過去の研究でも、朝食の時間がずれると耐糖能が著しく低下し、夕食の時間がずれると変化が少ないという同様の結果が得られている。今回のNMCプロトコールでも、睡眠/覚醒サイクルの逆転により朝食時にのみ非常に大きな障害が生じたが、夕食時には非常に小さな差しか生じなかった。
また、概日リズムのずれ自体がNMCグループの耐糖能を明らかに損なうことが示された。
一方、DMI群では模擬夜勤と模擬日勤の条件で、朝食と夕食の試験食の平均値で耐糖能がほとんど変わらなかった。NMCグループでは中枢の概日時計に対して睡眠・覚醒サイクルと空腹・摂食サイクルの両方がずれていると、耐糖能が低下することが判明し、DMI群では、睡眠/覚醒サイクルのずれがあっても、空腹/摂食サイクルの概日リズムのずれを回避することで耐糖能異常が予防された。
耐糖能に対する概日リズムのずれの悪影響の主な原因は、中心的な概日リズムに対する睡眠/覚醒サイクルの概日リズムのずれではなく、中心的な概日リズムに対する空腹時/食事サイクルの概日リズムのずれであることがわかる。

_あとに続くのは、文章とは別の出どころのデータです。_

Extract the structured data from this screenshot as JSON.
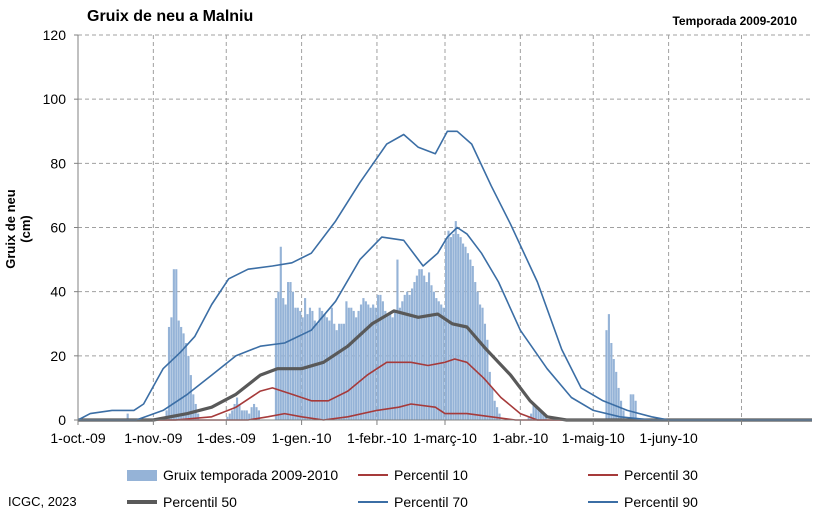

この研究では、DMI群では、夜間勤務と昼間勤務の間で食後のグルコースとインスリンのプロファイルに変化は見られず、昼間に食事のタイミングを持ってくることで、夜勤よる耐糖能への悪影響を回避することが示された。
夜勤勤務者は、食事の摂取時間を夜間に変更することが多い。
概日リズムの乱れにさらされると耐糖能やインスリン感受性が低下する可能性があり、夜勤集団においては概日リズムの乱れに長期的にさらされることが糖尿病やT2DMのリスク上昇に寄与している可能性がある。
永続的な夜勤や交代制の夜勤では多くの人が十分な概日リズムの調整ができないと考えられるため、中心的な概日ペースメーカーに合わせて断食/摂食サイクルを調整することで、交代制勤務者のほとんどが耐糖能異常を予防できる可能性がある。